Mich würde aber schon interessieren, welche Deutungsmöglichkeiten du für den Begriff REMAINDER siehst. Was ist dieser Rest eigentlich? Ist das ein Erinnerungsrest, der sich in Toms Re-Inszenierungen manifestiert? Das ist doch nicht alles, oder?

Nein. Es gibt unterschiedliche Möglichkeiten, die am Ende auch offenbleiben. Es gibt natürlich den Protagonisten und er selbst ist der Rest. Er ist derjenige, der überlebt und auch bleibt. Mit dem Überleben hat er die Aufgabe, eine gewisse Ordnung, einen Sinn zu schaffen, und das macht er. Wir verstehen, dass er der Rest ist, wenn wir den Film zu Ende sehen, und, dass er gleich wieder von vorne anfängt. Und dann gibt es diese Genreelemente: es gibt den Koffer, es gibt die Polizisten, die plötzlich ohne Erklärung auftauchen, wofür er gegen Ende des Film die Erklärung findet. Sie nehmen nämlich die Beweise auf, also quasi die Reste der Tat, und dann tauchen sie am Anfang des Films auf und man weiß nicht, wer sie sind, bevor man den Film zu Ende sieht. Weil die Geschichte diese kreisförmige Struktur hat, gibt es immer diese Dinge, die nicht logisch sind, die in einer Bewegung so bleiben müssen. Die Erklärung dafür ist auch so eine Art REMAINDER: das ist etwas, das wir mitziehen müssen, um Sinn aus etwas zu machen, was im Grunde eher eine ästhetische Form hat und nicht unbedingt eine logische Form. Es gibt unterschiedliche Möglichkeiten.

Ich habe auch an Freud und Lacan gedacht. Bei Freud gibt es den Tagesrest, aus dem dann durch Verschiebung und Verdichtung der Trauminhalt entsteht, und bei Lacan ist der Rest das Reale, das nicht mehr in die symbolische Ordnung integriert werden kann und dann nur noch in der Psychose einen Ausdruck findet.

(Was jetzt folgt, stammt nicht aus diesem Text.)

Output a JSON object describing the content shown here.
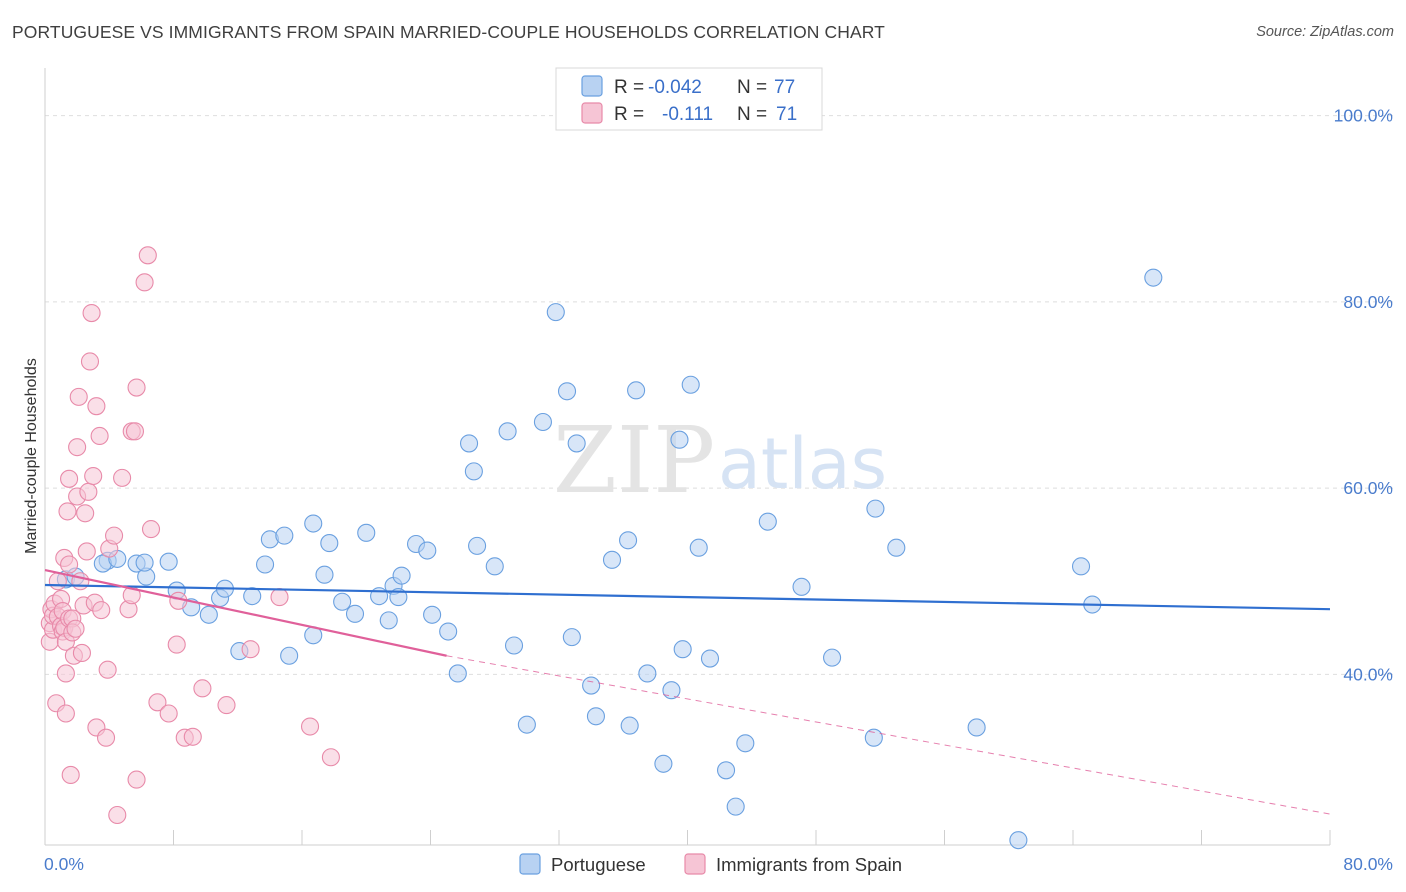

Diese lacanianische Interpretation von Trauma ist für mich ein Schlüsselbegriff. Es ist sehr wichtig, dass man Trauma als eine Art Störung im signification process (dt. Bezeichungsprozess) sieht. Man muss diese Modelle, die konventionell im Film verwendet werden, um eine tabellenartige Interpretation und eine lineare, normative Anordnung von Ereignissen, die eine gewisse Kausalität haben, zu ermöglichen, beseitigen und eine andere Logik entwickeln. Im Grunde ist REMAINDER eine Erzählung von jemandem, der versucht, eigenständig eine Logik, eine Sprache zu erfinden, wo es keine Sprache gibt. Er hat nur diese kleinen Fetzen, kleine Fragmente, die nicht-sprachlich sind, die eher visuell sind, und er versucht sie durch diese Mittel – kapitalistische Mittel, autoritäre Mittel, künstlerische Mittel – zu inszenieren, damit er am Ende vielleicht eine neue symbolische Ordnung schafft. Und das gelingt ihm, würde ich sagen, zum Teil.

Du meinst, es gelingt ihm?


Ja! Ja! Ganz am Ende haben wir, glaube ich, einen Moment von Anerkennung. Er darf, ganz am Ende des Films, ruhig dastehen und die Augen zu machen und einfach diese Ruhe bewahren und genießen, und das macht er im Laufe des Films niemals. Er versucht es die ganze Zeit, aber es gelingt ihm nicht. Es gelingt ihm ganz am Ende, weil er versteht, dass es eine Verschiebung gibt, diese systemische Verschiebung zwischen der symbolischen Ordnung und anderen Ordnungen. Er schafft im Grunde einen kleinen Platz für sich, an dem er ruhig stehen kann. Für mich war es so, dass der Film um diesen Moment kreist. Das ist ein Moment, den ich auf Englisch grace nennen würde. Für mich ist das fast religiös, und für mich ist Religion kein Schlüssel, um das Leben zu verstehen und auch nicht den Film, aber er erlebt einen Moment der Anerkennung am Ende, und das ist der emotionale Kern der Geschichte für mich.